Kevin started college at the California Institute of Technology, but after two years he transferred to Cal State Long Beach, where he studied journalism and helped edit the student newspaper. He graduated in 1981.

With a recession tearing through the country, it was a hard time to find work in journalism, so he got a job at RadioShack. He also wrote manuals for a tech company and later worked in marketing for software companies.

Mr. Drum married Marian Riegel in 1993. Along with her, his survivors include a sister, Karen. (His cats, Hilbert and Charlie, also survive him.)

At Mother Jones, he was responsible for a considerable increase in online readership. But he refused repeated offers of a pay raise, insisting that the money should instead go to support the magazine’s fellows program.

In 2014, when Mr. Drum revealed his cancer diagnosis, he leavened the moment with characteristic self-deprecation. “Later tests showed that I also had lesions in my upper arm, my rib cage, and my skull — which means that my conservative friends are now correct when they call me soft-headed,” he wrote.
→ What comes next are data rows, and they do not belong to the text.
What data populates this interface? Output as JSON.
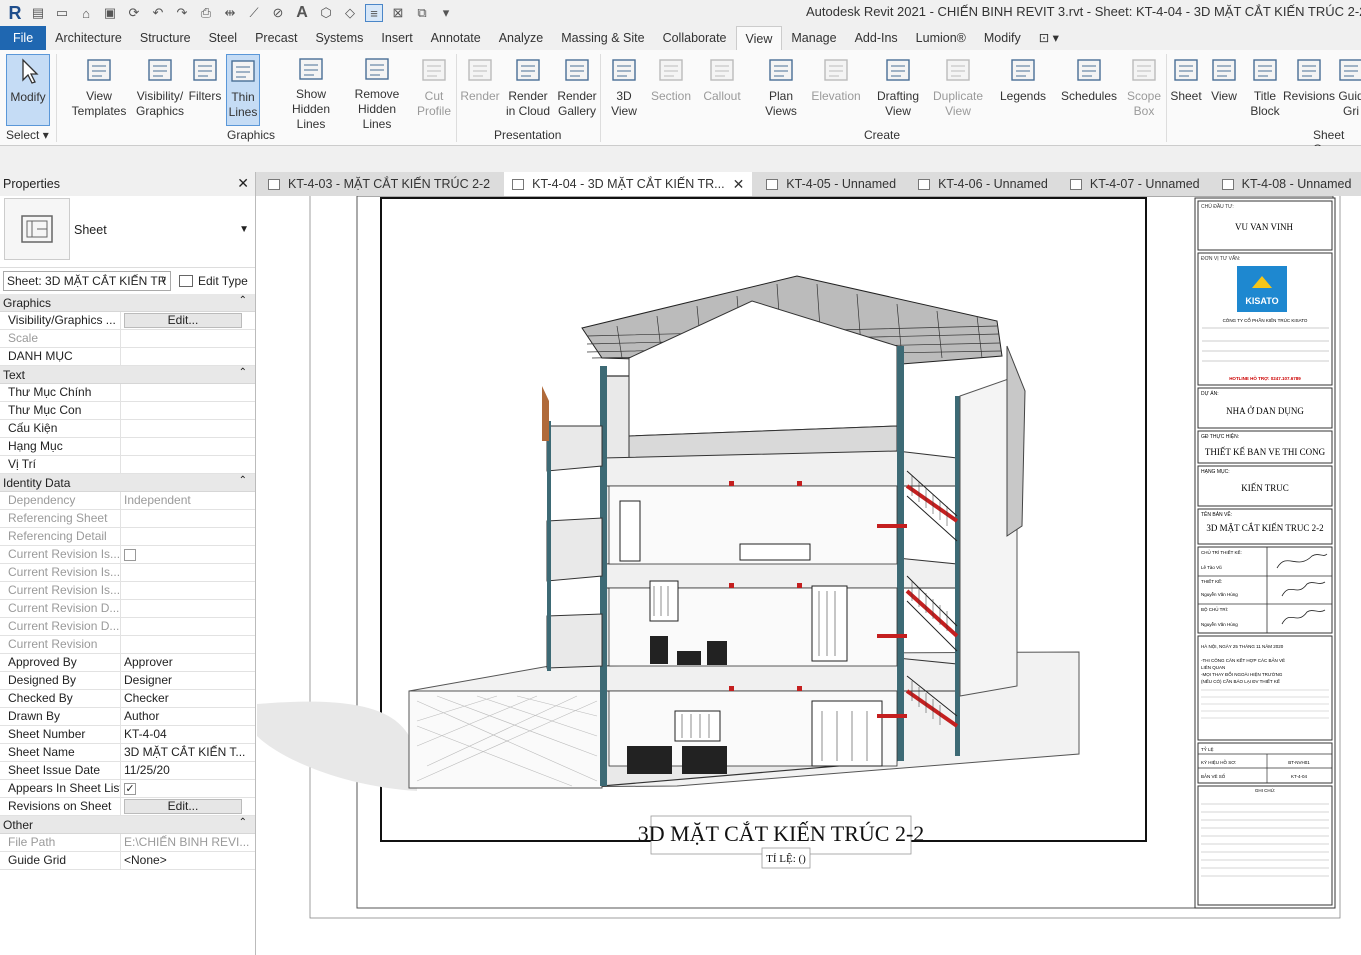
{
  "window": {
    "title": "Autodesk Revit 2021 - CHIẾN BINH REVIT 3.rvt - Sheet: KT-4-04 - 3D MẶT CẮT KIẾN TRÚC 2-2"
  },
  "ribbon_tabs": [
    "File",
    "Architecture",
    "Structure",
    "Steel",
    "Precast",
    "Systems",
    "Insert",
    "Annotate",
    "Analyze",
    "Massing & Site",
    "Collaborate",
    "View",
    "Manage",
    "Add-Ins",
    "Lumion®",
    "Modify"
  ],
  "active_tab": "View",
  "select_label": "Select",
  "ribbon_buttons": [
    {
      "l1": "Modify",
      "l2": "",
      "icon": "cursor-icon"
    },
    {
      "l1": "View",
      "l2": "Templates",
      "icon": "view-templates-icon"
    },
    {
      "l1": "Visibility/",
      "l2": "Graphics",
      "icon": "visibility-graphics-icon"
    },
    {
      "l1": "Filters",
      "l2": "",
      "icon": "filters-icon"
    },
    {
      "l1": "Thin",
      "l2": "Lines",
      "icon": "thin-lines-icon"
    },
    {
      "l1": "Show",
      "l2": "Hidden Lines",
      "icon": "show-hidden-lines-icon"
    },
    {
      "l1": "Remove",
      "l2": "Hidden Lines",
      "icon": "remove-hidden-lines-icon"
    },
    {
      "l1": "Cut",
      "l2": "Profile",
      "icon": "cut-profile-icon"
    },
    {
      "l1": "Render",
      "l2": "",
      "icon": "render-icon"
    },
    {
      "l1": "Render",
      "l2": "in Cloud",
      "icon": "render-cloud-icon"
    },
    {
      "l1": "Render",
      "l2": "Gallery",
      "icon": "render-gallery-icon"
    },
    {
      "l1": "3D",
      "l2": "View",
      "icon": "3d-view-icon"
    },
    {
      "l1": "Section",
      "l2": "",
      "icon": "section-icon"
    },
    {
      "l1": "Callout",
      "l2": "",
      "icon": "callout-icon"
    },
    {
      "l1": "Plan",
      "l2": "Views",
      "icon": "plan-views-icon"
    },
    {
      "l1": "Elevation",
      "l2": "",
      "icon": "elevation-icon"
    },
    {
      "l1": "Drafting",
      "l2": "View",
      "icon": "drafting-view-icon"
    },
    {
      "l1": "Duplicate",
      "l2": "View",
      "icon": "duplicate-view-icon"
    },
    {
      "l1": "Legends",
      "l2": "",
      "icon": "legends-icon"
    },
    {
      "l1": "Schedules",
      "l2": "",
      "icon": "schedules-icon"
    },
    {
      "l1": "Scope",
      "l2": "Box",
      "icon": "scope-box-icon"
    },
    {
      "l1": "Sheet",
      "l2": "",
      "icon": "sheet-icon"
    },
    {
      "l1": "View",
      "l2": "",
      "icon": "place-view-icon"
    },
    {
      "l1": "Title",
      "l2": "Block",
      "icon": "title-block-icon"
    },
    {
      "l1": "Revisions",
      "l2": "",
      "icon": "revisions-icon"
    },
    {
      "l1": "Guid",
      "l2": "Gri",
      "icon": "guide-grid-icon"
    }
  ],
  "ribbon_groups": [
    "Graphics",
    "Presentation",
    "Create",
    "Sheet Co"
  ],
  "properties": {
    "title": "Properties",
    "type_name": "Sheet",
    "selector": "Sheet: 3D MẶT CẮT KIẾN TR",
    "edit_type": "Edit Type",
    "sections": [
      {
        "name": "Graphics",
        "rows": [
          {
            "k": "Visibility/Graphics ...",
            "v": "Edit...",
            "btn": true
          },
          {
            "k": "Scale",
            "v": "",
            "dim": true
          },
          {
            "k": "DANH MỤC",
            "v": ""
          }
        ]
      },
      {
        "name": "Text",
        "rows": [
          {
            "k": "Thư Mục Chính",
            "v": ""
          },
          {
            "k": "Thư Mục Con",
            "v": ""
          },
          {
            "k": "Cấu Kiện",
            "v": ""
          },
          {
            "k": "Hạng Mục",
            "v": ""
          },
          {
            "k": "Vị Trí",
            "v": ""
          }
        ]
      },
      {
        "name": "Identity Data",
        "rows": [
          {
            "k": "Dependency",
            "v": "Independent",
            "dim": true
          },
          {
            "k": "Referencing Sheet",
            "v": "",
            "dim": true
          },
          {
            "k": "Referencing Detail",
            "v": "",
            "dim": true
          },
          {
            "k": "Current Revision Is...",
            "v": "",
            "dim": true,
            "chk": "unchecked"
          },
          {
            "k": "Current Revision Is...",
            "v": "",
            "dim": true
          },
          {
            "k": "Current Revision Is...",
            "v": "",
            "dim": true
          },
          {
            "k": "Current Revision D...",
            "v": "",
            "dim": true
          },
          {
            "k": "Current Revision D...",
            "v": "",
            "dim": true
          },
          {
            "k": "Current Revision",
            "v": "",
            "dim": true
          },
          {
            "k": "Approved By",
            "v": "Approver"
          },
          {
            "k": "Designed By",
            "v": "Designer"
          },
          {
            "k": "Checked By",
            "v": "Checker"
          },
          {
            "k": "Drawn By",
            "v": "Author"
          },
          {
            "k": "Sheet Number",
            "v": "KT-4-04"
          },
          {
            "k": "Sheet Name",
            "v": "3D MẶT CẮT KIẾN T..."
          },
          {
            "k": "Sheet Issue Date",
            "v": "11/25/20"
          },
          {
            "k": "Appears In Sheet List",
            "v": "",
            "chk": "checked"
          },
          {
            "k": "Revisions on Sheet",
            "v": "Edit...",
            "btn": true
          }
        ]
      },
      {
        "name": "Other",
        "rows": [
          {
            "k": "File Path",
            "v": "E:\\CHIẾN BINH REVI...",
            "dim": true
          },
          {
            "k": "Guide Grid",
            "v": "<None>"
          }
        ]
      }
    ]
  },
  "doc_tabs": [
    {
      "label": "KT-4-03 - MẶT CẮT KIẾN TRÚC 2-2",
      "active": false
    },
    {
      "label": "KT-4-04 - 3D MẶT CẮT KIẾN TR...",
      "active": true
    },
    {
      "label": "KT-4-05 - Unnamed",
      "active": false
    },
    {
      "label": "KT-4-06 - Unnamed",
      "active": false
    },
    {
      "label": "KT-4-07 - Unnamed",
      "active": false
    },
    {
      "label": "KT-4-08 - Unnamed",
      "active": false
    }
  ],
  "sheet": {
    "view_title": "3D MẶT CẮT KIẾN TRÚC 2-2",
    "scale_label": "TỈ LỆ: ()",
    "title_block": {
      "owner_label": "CHỦ ĐẦU TƯ:",
      "owner": "VU VAN VINH",
      "consultant_label": "ĐƠN VỊ TƯ VẤN:",
      "logo_text": "KISATO",
      "company": "CÔNG TY CỔ PHẦN KIẾN TRÚC KISATO",
      "hotline": "HOTLINE HỖ TRỢ: 0247.107.6789",
      "project_label": "DỰ ÁN:",
      "project": "NHA Ở DAN DỤNG",
      "stage_label": "GĐ THỰC HIỆN:",
      "stage": "THIẾT KẾ BAN VE THI CONG",
      "item_label": "HẠNG MỤC:",
      "item": "KIẾN TRUC",
      "drawing_label": "TÊN BẢN VẼ:",
      "drawing": "3D MẶT CẮT KIẾN TRUC 2-2",
      "sign_rows": [
        {
          "role": "CHỦ TRÌ THIẾT KẾ:",
          "name": "Lê Tào Vũ"
        },
        {
          "role": "THIẾT KẾ:",
          "name": "Nguyễn Văn Hùng"
        },
        {
          "role": "BỘ CHỦ TRÌ:",
          "name": "Nguyễn Văn Hùng"
        }
      ],
      "date_line": "HÀ NỘI, NGÀY 25 THÁNG 11 NĂM 2020",
      "notes_lines": [
        "-THI CÔNG CĂN KẾT HỢP CÁC BẢN VẼ",
        "LIÊN QUAN",
        "-MỌI THAY ĐỔI NGOÀI HIỆN TRƯỜNG",
        "(NẾU CÓ) CẦN BÁO LẠI ĐV THIẾT KẾ"
      ],
      "scale_label": "TỶ LỆ",
      "code_label": "KÝ HIỆU HỒ SƠ:",
      "code": "BT-NVH01",
      "sheet_label": "BẢN VẼ SỐ",
      "sheet_no": "KT-4-04",
      "remark_label": "GHI CHÚ:"
    }
  }
}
With the liberal blogosphere moving further to the left, it was perhaps inevitable that tensions would occasionally arise between a blogger with a centrist outlook and Mother Jones’s younger staff members. They and many others online were incensed by posts Mr. Drum wrote criticizing the use of subtitles in the South Korean movie “Parasite” (2019), which some considered a racist position, and denouncing Tara Reade, who in 2020 accused Joe Biden of sexual misconduct.

But the occasional blowback, which quickly passed, did not faze him; he took ideas seriously, but he did not take himself seriously.

Despite his treatment regimen, he continued at Mother Jones until 2021, when he left to start his own blog, Jabberwocking.

It was a fitting return to his original form after a career in traditional journalism. Blogging, he felt, could be adjacent to newspapers and magazines without being part of their world.

“If you try to put the rules of mainstream journalism onto blogs,” he told The American Journalism Review in 2004, “you end up sucking the life out of them.”